10 October 2012

South Africa: Trade Conditions Weaken in September

Photo: Kevin Roussel
Public sector strike.

Pretoria — Trade conditions weakened in September, the South African Chamber of Commerce and Industry (Sacci) said on Wednesday.

Trade conditions have been tight since April 2012.

"Trade conditions appear to be settling in negative territory, i.e. below the 50 index level, as all the sub-components of trade activity were less than 50 in September," said Sacci.

The seasonally adjusted Trade Activity Index (TAI) weakened by four points to 46 after recovering by five points to 50 in August. The non-seasonally adjusted TAI also remained in negative territory at 47 in September declining from 49 in August.

Sacci said that sales and new orders were in negative territory for the last three months and registered 47 and 46 respectively in September while the inventories and the supplier deliveries indices remained almost unchanged at 47 and 49.

Between August and September sales and input prices continued to be stable.

"Cost pressures from administered price increases are substantially greater than that of the producer inflation and weaker trade conditions make it difficult to absorb rising costs. The increase in certain labour costs (above 12% year-on-year) and the weakening of the rand (some 18% in the last 30 days), if sustained, could have adverse consequences for inflation and trade conditions in South Africa," noted Sacci.

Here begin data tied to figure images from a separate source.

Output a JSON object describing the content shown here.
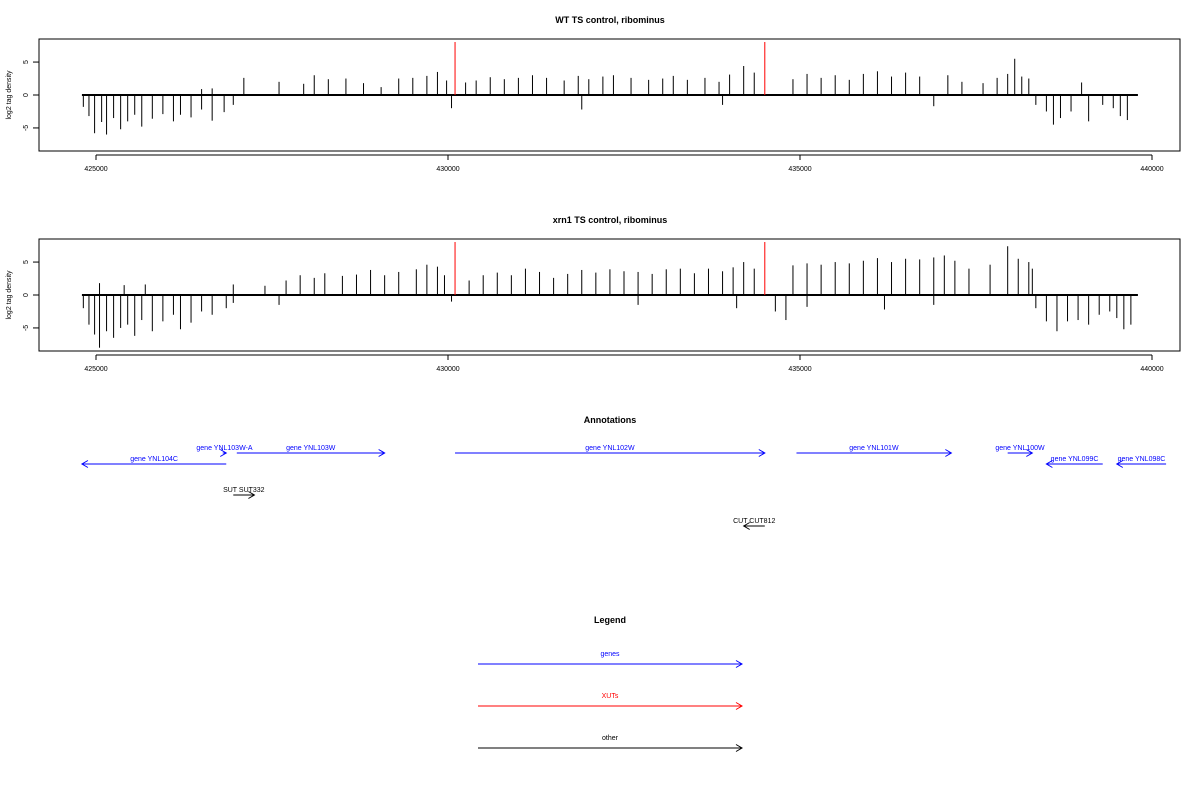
{
  "chart_data": [
    {
      "type": "bar",
      "title": "WT TS control, ribominus",
      "xlabel": "",
      "ylabel": "log2 tag density",
      "xlim": [
        424800,
        440000
      ],
      "ylim": [
        -8.5,
        8.5
      ],
      "xticks": [
        425000,
        430000,
        435000,
        440000
      ],
      "xtick_labels": [
        "425000",
        "430000",
        "435000",
        "440000"
      ],
      "yticks": [
        -5,
        0,
        5
      ],
      "ytick_labels": [
        "-5",
        "0",
        "5"
      ],
      "grid": false,
      "baseline": [
        424800,
        439800
      ],
      "markers": [
        {
          "x": 430100,
          "color": "#ff0000"
        },
        {
          "x": 434500,
          "color": "#ff0000"
        }
      ],
      "series": [
        {
          "values": [
            [
              424820,
              -1.8
            ],
            [
              424900,
              -3.2
            ],
            [
              424980,
              -5.8
            ],
            [
              425080,
              -4.1
            ],
            [
              425150,
              -6.0
            ],
            [
              425250,
              -3.5
            ],
            [
              425350,
              -5.2
            ],
            [
              425450,
              -4.0
            ],
            [
              425550,
              -3.0
            ],
            [
              425650,
              -4.8
            ],
            [
              425800,
              -3.6
            ],
            [
              425950,
              -2.9
            ],
            [
              426100,
              -4.0
            ],
            [
              426200,
              -3.0
            ],
            [
              426350,
              -3.4
            ],
            [
              426500,
              -2.2
            ],
            [
              426650,
              -3.9
            ],
            [
              426820,
              -2.6
            ],
            [
              426950,
              -1.5
            ],
            [
              426500,
              0.9
            ],
            [
              426650,
              1.0
            ],
            [
              427100,
              2.6
            ],
            [
              427600,
              2.0
            ],
            [
              427950,
              1.7
            ],
            [
              428100,
              3.0
            ],
            [
              428300,
              2.4
            ],
            [
              428550,
              2.5
            ],
            [
              428800,
              1.8
            ],
            [
              429050,
              1.2
            ],
            [
              429300,
              2.5
            ],
            [
              429500,
              2.6
            ],
            [
              429700,
              2.9
            ],
            [
              429850,
              3.5
            ],
            [
              429980,
              2.2
            ],
            [
              430050,
              -2.0
            ],
            [
              430250,
              1.9
            ],
            [
              430400,
              2.2
            ],
            [
              430600,
              2.7
            ],
            [
              430800,
              2.4
            ],
            [
              431000,
              2.6
            ],
            [
              431200,
              3.0
            ],
            [
              431400,
              2.6
            ],
            [
              431650,
              2.2
            ],
            [
              431850,
              2.9
            ],
            [
              432000,
              2.4
            ],
            [
              432200,
              2.8
            ],
            [
              432350,
              3.0
            ],
            [
              432600,
              2.6
            ],
            [
              432850,
              2.3
            ],
            [
              433050,
              2.5
            ],
            [
              433200,
              2.9
            ],
            [
              433400,
              2.3
            ],
            [
              433650,
              2.6
            ],
            [
              433850,
              2.0
            ],
            [
              434000,
              3.1
            ],
            [
              434200,
              4.4
            ],
            [
              434350,
              3.4
            ],
            [
              431900,
              -2.2
            ],
            [
              433900,
              -1.5
            ],
            [
              434900,
              2.4
            ],
            [
              435100,
              3.2
            ],
            [
              435300,
              2.6
            ],
            [
              435500,
              3.0
            ],
            [
              435700,
              2.3
            ],
            [
              435900,
              3.2
            ],
            [
              436100,
              3.6
            ],
            [
              436300,
              2.8
            ],
            [
              436500,
              3.4
            ],
            [
              436700,
              2.8
            ],
            [
              436900,
              -1.7
            ],
            [
              437100,
              3.0
            ],
            [
              437300,
              2.0
            ],
            [
              437600,
              1.8
            ],
            [
              437800,
              2.6
            ],
            [
              437950,
              3.2
            ],
            [
              438050,
              5.5
            ],
            [
              438150,
              2.8
            ],
            [
              438250,
              2.5
            ],
            [
              438350,
              -1.5
            ],
            [
              438500,
              -2.5
            ],
            [
              438600,
              -4.5
            ],
            [
              438700,
              -3.5
            ],
            [
              438850,
              -2.5
            ],
            [
              439000,
              1.9
            ],
            [
              439100,
              -4.0
            ],
            [
              439300,
              -1.5
            ],
            [
              439450,
              -2.0
            ],
            [
              439550,
              -3.2
            ],
            [
              439650,
              -3.8
            ]
          ]
        }
      ]
    },
    {
      "type": "bar",
      "title": "xrn1 TS control, ribominus",
      "xlabel": "",
      "ylabel": "log2 tag density",
      "xlim": [
        424800,
        440000
      ],
      "ylim": [
        -8.5,
        8.5
      ],
      "xticks": [
        425000,
        430000,
        435000,
        440000
      ],
      "xtick_labels": [
        "425000",
        "430000",
        "435000",
        "440000"
      ],
      "yticks": [
        -5,
        0,
        5
      ],
      "ytick_labels": [
        "-5",
        "0",
        "5"
      ],
      "grid": false,
      "baseline": [
        424800,
        439800
      ],
      "markers": [
        {
          "x": 430100,
          "color": "#ff0000"
        },
        {
          "x": 434500,
          "color": "#ff0000"
        }
      ],
      "series": [
        {
          "values": [
            [
              424820,
              -2.0
            ],
            [
              424900,
              -4.5
            ],
            [
              424980,
              -6.0
            ],
            [
              425050,
              -8.0
            ],
            [
              425150,
              -5.5
            ],
            [
              425250,
              -6.5
            ],
            [
              425350,
              -5.0
            ],
            [
              425450,
              -4.5
            ],
            [
              425550,
              -6.2
            ],
            [
              425650,
              -3.8
            ],
            [
              425800,
              -5.5
            ],
            [
              425950,
              -4.0
            ],
            [
              426100,
              -3.0
            ],
            [
              426200,
              -5.2
            ],
            [
              426350,
              -4.2
            ],
            [
              426500,
              -2.5
            ],
            [
              426650,
              -3.0
            ],
            [
              426850,
              -2.0
            ],
            [
              426950,
              -1.2
            ],
            [
              425050,
              1.8
            ],
            [
              425400,
              1.5
            ],
            [
              425700,
              1.6
            ],
            [
              426950,
              1.6
            ],
            [
              427400,
              1.4
            ],
            [
              427600,
              -1.5
            ],
            [
              427700,
              2.2
            ],
            [
              427900,
              3.0
            ],
            [
              428100,
              2.6
            ],
            [
              428250,
              3.3
            ],
            [
              428500,
              2.9
            ],
            [
              428700,
              3.1
            ],
            [
              428900,
              3.8
            ],
            [
              429100,
              3.0
            ],
            [
              429300,
              3.5
            ],
            [
              429550,
              3.9
            ],
            [
              429700,
              4.6
            ],
            [
              429850,
              4.3
            ],
            [
              429950,
              3.0
            ],
            [
              430050,
              -1.0
            ],
            [
              430300,
              2.2
            ],
            [
              430500,
              3.0
            ],
            [
              430700,
              3.4
            ],
            [
              430900,
              3.0
            ],
            [
              431100,
              4.0
            ],
            [
              431300,
              3.5
            ],
            [
              431500,
              2.6
            ],
            [
              431700,
              3.2
            ],
            [
              431900,
              3.8
            ],
            [
              432100,
              3.4
            ],
            [
              432300,
              3.9
            ],
            [
              432500,
              3.6
            ],
            [
              432700,
              3.5
            ],
            [
              432900,
              3.2
            ],
            [
              433100,
              3.9
            ],
            [
              433300,
              4.0
            ],
            [
              433500,
              3.3
            ],
            [
              433700,
              4.0
            ],
            [
              433900,
              3.6
            ],
            [
              434050,
              4.2
            ],
            [
              434200,
              5.0
            ],
            [
              434350,
              4.0
            ],
            [
              432700,
              -1.5
            ],
            [
              434100,
              -2.0
            ],
            [
              434650,
              -2.5
            ],
            [
              434800,
              -3.8
            ],
            [
              434900,
              4.5
            ],
            [
              435100,
              4.8
            ],
            [
              435300,
              4.6
            ],
            [
              435500,
              5.0
            ],
            [
              435700,
              4.8
            ],
            [
              435900,
              5.2
            ],
            [
              436100,
              5.6
            ],
            [
              436300,
              5.0
            ],
            [
              436500,
              5.5
            ],
            [
              436700,
              5.4
            ],
            [
              436900,
              5.7
            ],
            [
              437050,
              6.0
            ],
            [
              437200,
              5.2
            ],
            [
              437400,
              4.0
            ],
            [
              437700,
              4.6
            ],
            [
              437950,
              7.4
            ],
            [
              438100,
              5.5
            ],
            [
              438250,
              5.0
            ],
            [
              438300,
              4.0
            ],
            [
              435100,
              -1.8
            ],
            [
              436200,
              -2.2
            ],
            [
              436900,
              -1.5
            ],
            [
              438350,
              -2.0
            ],
            [
              438500,
              -4.0
            ],
            [
              438650,
              -5.5
            ],
            [
              438800,
              -4.0
            ],
            [
              438950,
              -3.8
            ],
            [
              439100,
              -4.5
            ],
            [
              439250,
              -3.0
            ],
            [
              439400,
              -2.5
            ],
            [
              439500,
              -3.5
            ],
            [
              439600,
              -5.2
            ],
            [
              439700,
              -4.5
            ]
          ]
        }
      ]
    }
  ],
  "annotations": {
    "title": "Annotations",
    "genes": [
      {
        "label": "gene YNL104C",
        "start": 426850,
        "end": 424800,
        "dir": "rev",
        "row": 1
      },
      {
        "label": "gene YNL103W-A",
        "start": 426800,
        "end": 426850,
        "dir": "fwd",
        "row": 0
      },
      {
        "label": "gene YNL103W",
        "start": 427000,
        "end": 429100,
        "dir": "fwd",
        "row": 0
      },
      {
        "label": "gene YNL102W",
        "start": 430100,
        "end": 434500,
        "dir": "fwd",
        "row": 0
      },
      {
        "label": "gene YNL101W",
        "start": 434950,
        "end": 437150,
        "dir": "fwd",
        "row": 0
      },
      {
        "label": "gene YNL100W",
        "start": 437950,
        "end": 438300,
        "dir": "fwd",
        "row": 0
      },
      {
        "label": "gene YNL099C",
        "start": 439300,
        "end": 438500,
        "dir": "rev",
        "row": 1
      },
      {
        "label": "gene YNL098C",
        "start": 440200,
        "end": 439500,
        "dir": "rev",
        "row": 1
      }
    ],
    "others": [
      {
        "label": "SUT SUT332",
        "start": 426950,
        "end": 427250,
        "dir": "fwd"
      },
      {
        "label": "CUT CUT812",
        "start": 434500,
        "end": 434200,
        "dir": "rev"
      }
    ]
  },
  "legend": {
    "title": "Legend",
    "items": [
      {
        "label": "genes",
        "color": "#0000ff"
      },
      {
        "label": "XUTs",
        "color": "#ff0000"
      },
      {
        "label": "other",
        "color": "#000000"
      }
    ]
  }
}
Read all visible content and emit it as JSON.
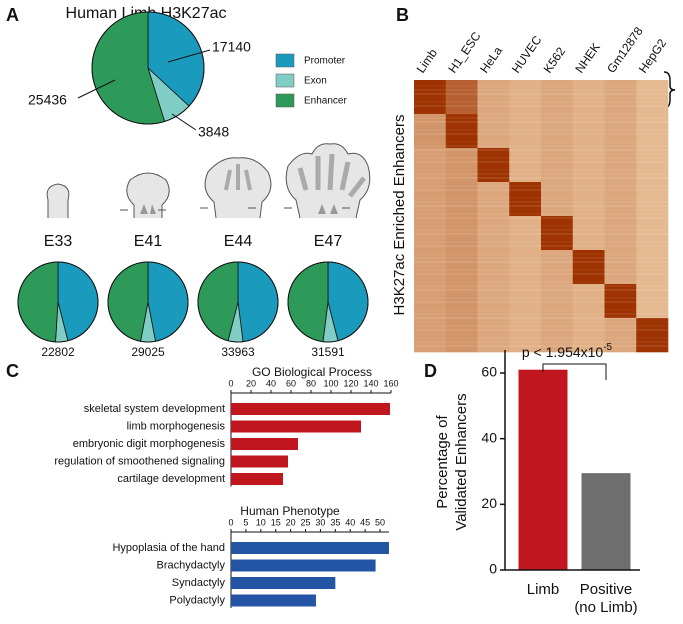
{
  "panels": [
    "A",
    "B",
    "C",
    "D"
  ],
  "chart_data": [
    {
      "type": "pie",
      "title": "Human Limb H3K27ac",
      "categories": [
        "Promoter",
        "Exon",
        "Enhancer"
      ],
      "values": [
        17140,
        3848,
        25436
      ],
      "colors": [
        "#1a9bbd",
        "#7fcdc4",
        "#2e9a5a"
      ],
      "legend": "right"
    },
    {
      "type": "pie",
      "title": "E33",
      "values": [
        10490,
        1140,
        11172
      ],
      "total": 22802,
      "colors": [
        "#1a9bbd",
        "#7fcdc4",
        "#2e9a5a"
      ]
    },
    {
      "type": "pie",
      "title": "E41",
      "values": [
        13640,
        1740,
        13645
      ],
      "total": 29025,
      "colors": [
        "#1a9bbd",
        "#7fcdc4",
        "#2e9a5a"
      ]
    },
    {
      "type": "pie",
      "title": "E44",
      "values": [
        16300,
        2040,
        15623
      ],
      "total": 33963,
      "colors": [
        "#1a9bbd",
        "#7fcdc4",
        "#2e9a5a"
      ]
    },
    {
      "type": "pie",
      "title": "E47",
      "values": [
        14530,
        1900,
        15161
      ],
      "total": 31591,
      "colors": [
        "#1a9bbd",
        "#7fcdc4",
        "#2e9a5a"
      ]
    },
    {
      "type": "heatmap",
      "y_label": "H3K27ac Enriched Enhancers",
      "columns": [
        "Limb",
        "H1_ESC",
        "HeLa",
        "HUVEC",
        "K562",
        "NHEK",
        "Gm12878",
        "HepG2"
      ],
      "values": [
        [
          1.0,
          0.75,
          0.35,
          0.3,
          0.35,
          0.3,
          0.35,
          0.25
        ],
        [
          0.45,
          1.0,
          0.35,
          0.3,
          0.35,
          0.3,
          0.35,
          0.25
        ],
        [
          0.4,
          0.45,
          1.0,
          0.3,
          0.35,
          0.3,
          0.35,
          0.25
        ],
        [
          0.4,
          0.45,
          0.35,
          1.0,
          0.35,
          0.3,
          0.35,
          0.25
        ],
        [
          0.4,
          0.45,
          0.35,
          0.3,
          1.0,
          0.3,
          0.35,
          0.25
        ],
        [
          0.4,
          0.45,
          0.35,
          0.3,
          0.35,
          1.0,
          0.35,
          0.25
        ],
        [
          0.4,
          0.45,
          0.35,
          0.3,
          0.35,
          0.3,
          1.0,
          0.25
        ],
        [
          0.4,
          0.45,
          0.35,
          0.3,
          0.35,
          0.3,
          0.35,
          1.0
        ]
      ],
      "low_color": "#fde6c0",
      "high_color": "#9e3200"
    },
    {
      "type": "hbar",
      "title": "GO Biological Process",
      "categories": [
        "skeletal system development",
        "limb morphogenesis",
        "embryonic digit morphogenesis",
        "regulation of smoothened signaling",
        "cartilage development"
      ],
      "values": [
        159,
        130,
        67,
        57,
        52
      ],
      "color": "#c0171e",
      "xlim": [
        0,
        160
      ],
      "xticks": [
        0,
        20,
        40,
        60,
        80,
        100,
        120,
        140,
        160
      ]
    },
    {
      "type": "hbar",
      "title": "Human Phenotype",
      "categories": [
        "Hypoplasia of the hand",
        "Brachydactyly",
        "Syndactyly",
        "Polydactyly"
      ],
      "values": [
        53,
        48.5,
        35,
        28.5
      ],
      "color": "#2455a4",
      "xlim": [
        0,
        53
      ],
      "xticks": [
        0,
        5,
        10,
        15,
        20,
        25,
        30,
        35,
        40,
        45,
        50
      ]
    },
    {
      "type": "bar",
      "y_label": [
        "Percentage of",
        "Validated Enhancers"
      ],
      "categories": [
        [
          "Limb"
        ],
        [
          "Positive",
          "(no Limb)"
        ]
      ],
      "values": [
        61,
        29.5
      ],
      "colors": [
        "#c0171e",
        "#6e6e6e"
      ],
      "ylim": [
        0,
        67
      ],
      "yticks": [
        0,
        20,
        40,
        60
      ],
      "annotation": {
        "text": "p < 1.954x10",
        "superscript": "-5"
      }
    }
  ]
}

The six month trade expectations index (TEI) entertained a level of around 55 for the last three months after measuring more than 60 up to June 2012.

The uncertain conditions in the South African economy since the middle of August 2012 will affect the outlook for trade conditions in the next six months with the TEI possibly ending the year in negative territory, said Sacci.

"The six month outlook for the key components of trade activity confirms the tentative nature of current trade conditions. The sales and new order expectations indices remained at about the same levels in September 2012 compared to August 2012. The strike in the transport industry contributed to higher inventory holdings of 45 compared to 41 in August 2012. Supplier deliveries are not expected to be negatively affected at this stage as the index remained at 51."

Employment conditions in the trade environment were unchanged and in negative territory as the employment index stood at 48. "Employment prospects did not change materially despite higher labour costs and the index registered 49 in September 2012."